Building a Team Committed to Innovation
“I always had that appetite for wanting to create something new, and that philosophy has gradually been instilled in the employees that come on board,” Myers says. “It was an advantage for me to build the engineering department. I knew the mechanical engineering end of things and did my own electronics and programming in the beginning, but I needed to bring in people who had strong expertise in that.”

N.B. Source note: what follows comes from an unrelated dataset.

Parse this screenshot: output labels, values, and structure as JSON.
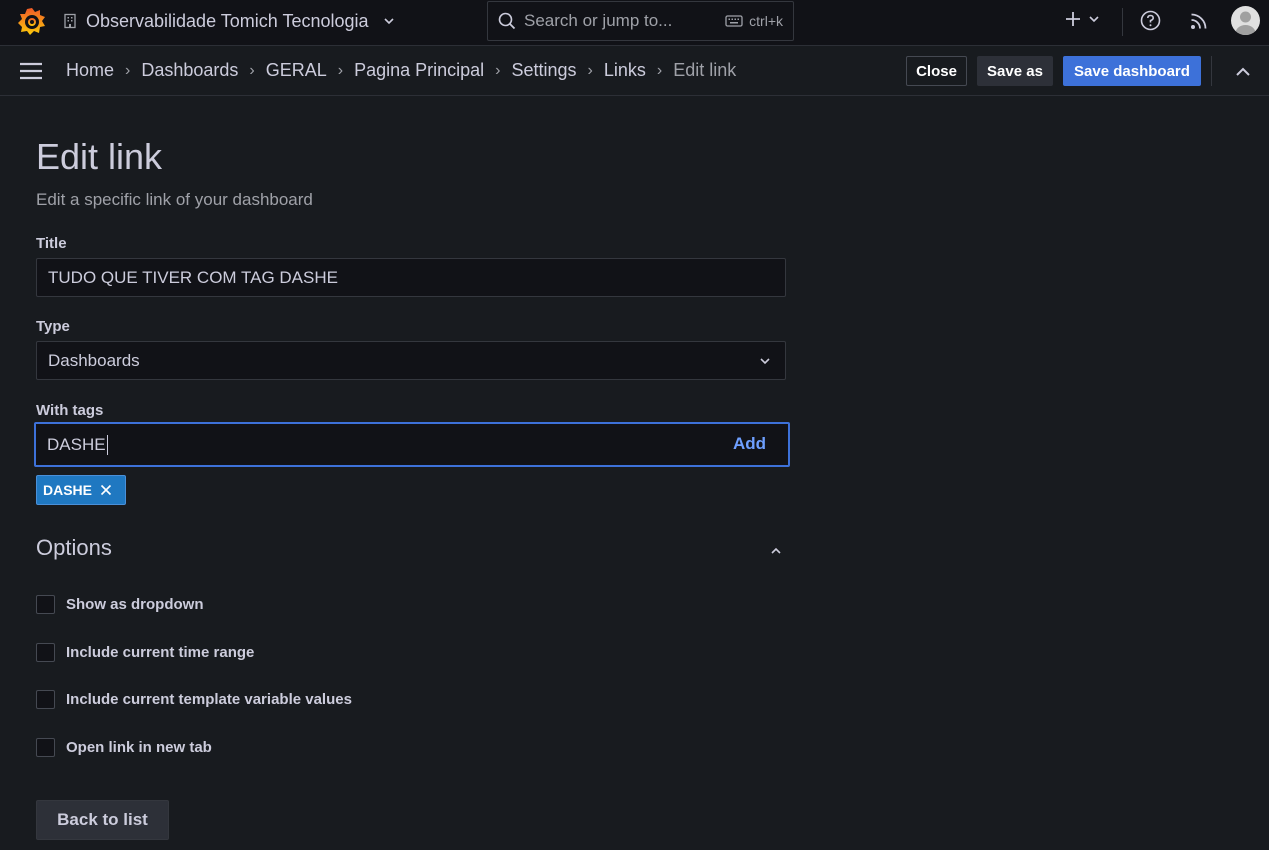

Ag Leader employees outside the plant in 2017.
Myers continues, “I've also been building a very strong management staff, and with our capable engineering department, we can produce products of OEM or better quality. I attribute that, to a large degree, to the background I had working for a company whose whole business was supplying products primarily to agricultural and construction machinery manufacturers. I knew how OEMs worked and what they expected of their suppliers: reliability, quality and design.
“I have two sons,” Myers says, “The older one runs his own business, which isn’t ag-related. Mike, the younger one, is manager of our display programming area. He'll be in control of the company after I am gone. We've started to integrate him into what we call our ‘business leaders group’ staff who reports directly to me and get together twice a month to discuss high level business issues and set yearly objectives for the company.”
Myers sees more refined innovation in the next 5 years. “We are certainly going to see a continuation of making the things you can do on a smaller, site-specific basis. It's not going to happen overnight, but you are gradually going to see the ability to record pieces of data that we can collect in the field on a smaller scale. In other words, analyzing a smaller spatial area and then doing something there more precisely. We already have row-by-row shut off population control on planters and that kind of thing, but we will see that happening on other machines.”
To stay a leader in charting the future of the rapidly-evolving precision farming field, Myers challenges his staff to find direction — literally — from the field. “I have a whole department of product managers and specialists doing market research by going out and riding with farmers, talking with them and walking in their fields.”
This requires continuing to find the right type of employee to move forward. “We have many people who have started here just out of school and, in most cases, come from a farm background, which gives us an understanding of what to do and not do in the ag market.
“Our challenge is to keep our existing product lines viable by introducing enhancements,” Myers says. “We also put every penny we can into research and development. We've tried to provide a complete year-round precision farming package as technology has progressed, and there is more every year. You have to put the R&D effort into new products to stay ahead of the game. Today, we are always trying to figure out the next thing that the farmer is going to need and want out of technology. We are moving into the realm where the entire developed world is connected.”